RIL registered an awesome 25 per cent growth in NP. Gross refining margins continued to rise boosting the main refining and petrochem segments, and the telecom subsidiary Reliance Jio Infocomm registered Rs 5.04 billion in maiden net profits. 

Inflation numbers showed some divergence between the Wholesale Price Index and the Consumer Price Index (CPI). The WPI moderated at 3.58 per cent year-on-year in December versus 3.93 per cent YoY in November. The CPI rose to 5.21 per cent in December versus 4.88 per cent in November. Since the CPI is the RBI’s benchmark, the February Monetary Policy Review is very unlikely to see a cut in policy rates. The lower WPI does suggest that manufacturers still lack purchasing power. There is a chance that lower wholesale food prices will translate into lower inflation in the retail food basket going forward and that could mean lower CPI in January-February.


The other problem area for inflation is fuels. Crude prices are up to uncomfortable levels. The Indian crude basket hit $62 plus per barrel in December and it's likely to be a bit higher in January. January 2017 prices were at $54/ barrel. OPEC estimates suggest that global crude inventories are being rapidly depleted and that could mean higher prices through 2018.

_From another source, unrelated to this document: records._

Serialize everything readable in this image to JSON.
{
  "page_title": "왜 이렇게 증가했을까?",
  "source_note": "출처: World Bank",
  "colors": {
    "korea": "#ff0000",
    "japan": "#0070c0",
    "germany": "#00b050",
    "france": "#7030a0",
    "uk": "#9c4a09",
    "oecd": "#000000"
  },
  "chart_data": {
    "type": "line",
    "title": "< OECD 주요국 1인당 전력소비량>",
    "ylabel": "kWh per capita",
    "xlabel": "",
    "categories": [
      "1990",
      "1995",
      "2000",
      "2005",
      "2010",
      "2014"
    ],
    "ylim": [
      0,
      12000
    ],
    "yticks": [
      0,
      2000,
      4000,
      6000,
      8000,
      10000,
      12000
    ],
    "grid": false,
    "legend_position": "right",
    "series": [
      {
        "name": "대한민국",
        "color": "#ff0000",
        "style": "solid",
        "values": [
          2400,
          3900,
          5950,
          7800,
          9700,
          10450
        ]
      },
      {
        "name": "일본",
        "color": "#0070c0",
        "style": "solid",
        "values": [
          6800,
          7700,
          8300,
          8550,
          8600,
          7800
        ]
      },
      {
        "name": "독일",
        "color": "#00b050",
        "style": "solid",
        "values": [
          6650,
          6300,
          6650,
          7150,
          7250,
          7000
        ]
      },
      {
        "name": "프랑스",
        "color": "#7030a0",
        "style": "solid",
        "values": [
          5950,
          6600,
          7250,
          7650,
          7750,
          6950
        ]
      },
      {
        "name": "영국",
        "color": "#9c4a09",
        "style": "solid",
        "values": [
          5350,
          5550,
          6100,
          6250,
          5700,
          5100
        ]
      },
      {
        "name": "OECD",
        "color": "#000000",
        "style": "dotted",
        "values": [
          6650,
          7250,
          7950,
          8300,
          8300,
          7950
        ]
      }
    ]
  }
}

Higher crude prices not only put pressure on the Trade Balance; these also put a question mark on the central government’s ability to maintain the current excise duties and (state) sales tax imposts on retail fuels. High pump prices could feed inflation and cause political dissatisfaction as well. 
 
The Budget could see some sort of change in the treatment of long term capital gains (LTCG) from equity and equity mutual funds. It could also see some changes, or even the outright elimination of, Dividend Distribution Tax and the Securities Transaction Tax, if there is a tax imposed on LTCG.  Apart from that, there’s talk of a possible cut in corporate tax rates. 

Given that the GST is still unstable, indirect tax collections will see a shortfall and the fiscal deficit will rise by some amount beyond the February 2017 Budget target of 3.2 per cent of GDP. The government will exceed its borrowing target in 2017-18 but only by Rs 200 billion instead of the Rs 500 billion that was initially feared. The market will watch the 2018-19 Budget targets for the fiscal deficit like a hawk. That number is as critical as the growth assumptions. 

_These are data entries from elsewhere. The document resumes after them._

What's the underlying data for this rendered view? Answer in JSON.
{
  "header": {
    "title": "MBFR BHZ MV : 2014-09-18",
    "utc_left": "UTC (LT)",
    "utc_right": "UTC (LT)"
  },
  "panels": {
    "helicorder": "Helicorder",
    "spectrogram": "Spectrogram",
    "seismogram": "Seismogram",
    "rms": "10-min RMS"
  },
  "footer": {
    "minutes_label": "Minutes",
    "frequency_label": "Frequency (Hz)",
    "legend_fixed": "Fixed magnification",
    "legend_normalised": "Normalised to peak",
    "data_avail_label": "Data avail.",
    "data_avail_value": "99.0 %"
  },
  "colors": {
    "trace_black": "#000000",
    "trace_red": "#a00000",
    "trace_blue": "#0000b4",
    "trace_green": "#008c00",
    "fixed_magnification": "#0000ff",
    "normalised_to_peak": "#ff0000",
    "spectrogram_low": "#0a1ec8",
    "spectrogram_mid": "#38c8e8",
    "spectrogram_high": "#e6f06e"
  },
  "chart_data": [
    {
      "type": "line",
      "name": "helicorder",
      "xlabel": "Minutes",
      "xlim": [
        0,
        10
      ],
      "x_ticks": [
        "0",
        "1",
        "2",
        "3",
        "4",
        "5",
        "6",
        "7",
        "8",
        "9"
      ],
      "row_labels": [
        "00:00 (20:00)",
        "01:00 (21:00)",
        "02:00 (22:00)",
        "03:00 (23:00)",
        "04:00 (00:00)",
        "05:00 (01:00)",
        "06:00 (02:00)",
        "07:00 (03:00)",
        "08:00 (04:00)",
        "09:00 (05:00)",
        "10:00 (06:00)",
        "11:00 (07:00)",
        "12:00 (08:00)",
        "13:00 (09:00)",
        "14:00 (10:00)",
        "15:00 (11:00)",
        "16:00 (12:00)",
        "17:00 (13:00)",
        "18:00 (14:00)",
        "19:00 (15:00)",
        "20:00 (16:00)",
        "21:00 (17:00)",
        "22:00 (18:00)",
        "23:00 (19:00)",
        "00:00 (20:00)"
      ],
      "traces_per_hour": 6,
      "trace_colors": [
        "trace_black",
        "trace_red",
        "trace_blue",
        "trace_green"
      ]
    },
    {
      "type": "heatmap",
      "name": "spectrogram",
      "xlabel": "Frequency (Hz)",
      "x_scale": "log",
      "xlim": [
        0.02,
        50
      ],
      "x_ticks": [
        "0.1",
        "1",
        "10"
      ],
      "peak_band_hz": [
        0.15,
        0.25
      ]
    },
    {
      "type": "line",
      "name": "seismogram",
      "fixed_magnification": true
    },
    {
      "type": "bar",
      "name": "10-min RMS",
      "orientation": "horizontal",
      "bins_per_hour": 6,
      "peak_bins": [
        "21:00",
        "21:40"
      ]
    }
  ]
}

Bond-market watchers are worriedly tracking the yield curve for government bonds. The differential between short-tenure treasuries and the 10-year bond have narrowed considerably and the yields have also risen. This is a consequence of higher government borrowing which will crowd out private debt raising to some extent. But a flat yield curve is also often an early warning signal of an economic downturn though that's hard to believe. 

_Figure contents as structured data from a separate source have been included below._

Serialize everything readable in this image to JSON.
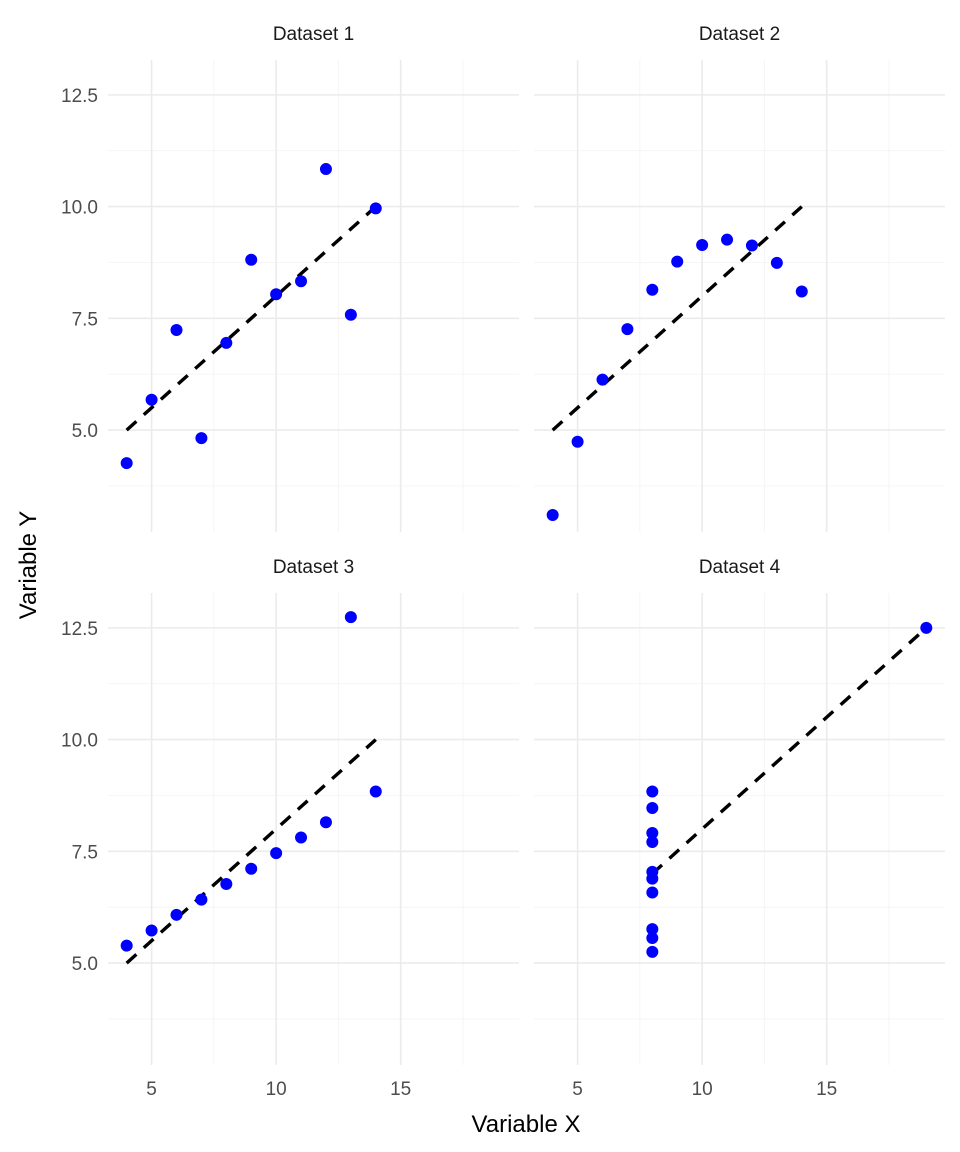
{
  "chart_data": {
    "type": "scatter",
    "xlabel": "Variable X",
    "ylabel": "Variable Y",
    "xlim": [
      3.25,
      19.75
    ],
    "ylim": [
      2.72,
      13.28
    ],
    "x_ticks": [
      5,
      10,
      15
    ],
    "y_ticks": [
      5.0,
      7.5,
      10.0,
      12.5
    ],
    "y_tick_labels": [
      "5.0",
      "7.5",
      "10.0",
      "12.5"
    ],
    "grid": true,
    "point_color": "#0000ff",
    "line_color": "#000000",
    "fit_line": {
      "intercept": 3.0,
      "slope": 0.5,
      "style": "dashed"
    },
    "panels": [
      {
        "title": "Dataset 1",
        "x": [
          10,
          8,
          13,
          9,
          11,
          14,
          6,
          4,
          12,
          7,
          5
        ],
        "y": [
          8.04,
          6.95,
          7.58,
          8.81,
          8.33,
          9.96,
          7.24,
          4.26,
          10.84,
          4.82,
          5.68
        ],
        "fit_x": [
          4,
          14
        ]
      },
      {
        "title": "Dataset 2",
        "x": [
          10,
          8,
          13,
          9,
          11,
          14,
          6,
          4,
          12,
          7,
          5
        ],
        "y": [
          9.14,
          8.14,
          8.74,
          8.77,
          9.26,
          8.1,
          6.13,
          3.1,
          9.13,
          7.26,
          4.74
        ],
        "fit_x": [
          4,
          14
        ]
      },
      {
        "title": "Dataset 3",
        "x": [
          10,
          8,
          13,
          9,
          11,
          14,
          6,
          4,
          12,
          7,
          5
        ],
        "y": [
          7.46,
          6.77,
          12.74,
          7.11,
          7.81,
          8.84,
          6.08,
          5.39,
          8.15,
          6.42,
          5.73
        ],
        "fit_x": [
          4,
          14
        ]
      },
      {
        "title": "Dataset 4",
        "x": [
          8,
          8,
          8,
          8,
          8,
          8,
          8,
          19,
          8,
          8,
          8
        ],
        "y": [
          6.58,
          5.76,
          7.71,
          8.84,
          8.47,
          7.04,
          5.25,
          12.5,
          5.56,
          7.91,
          6.89
        ],
        "fit_x": [
          8,
          19
        ]
      }
    ]
  }
}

The entire global economy is likely to do well in 2018. China's GDP data for the last quarter shows the highest growth acceleration since 2010. That gels with higher growth across the EU, Japan and USA. The rising tide should also drive the Indian economy. It will inevitably mean tighter monetary conditions however, as the US Federal Reserve unwids its balance sheet and hikes rates while the European Central Bank and the Bank of Japan start to cut back on QE programmes. In fact, yields are rising across most major world currencies. The USD has also lost an enormous amount of ground in the last year.
 
This is one of those rare periods when domestic and foreign institutions as well as retail are all net bullish. As of now, good corporate results, high hopes from the Budget and strong foreign portfolio investment inflows have kept the market buzzing, with a sequence of successive record highs. The Nifty has climbed more than 4 per cent since the New Year. It’s very likely to cross 11,000 by Budget-day. Valuations are also at historically high levels. If the Budget disappoints, be braced for an equally sharp correction.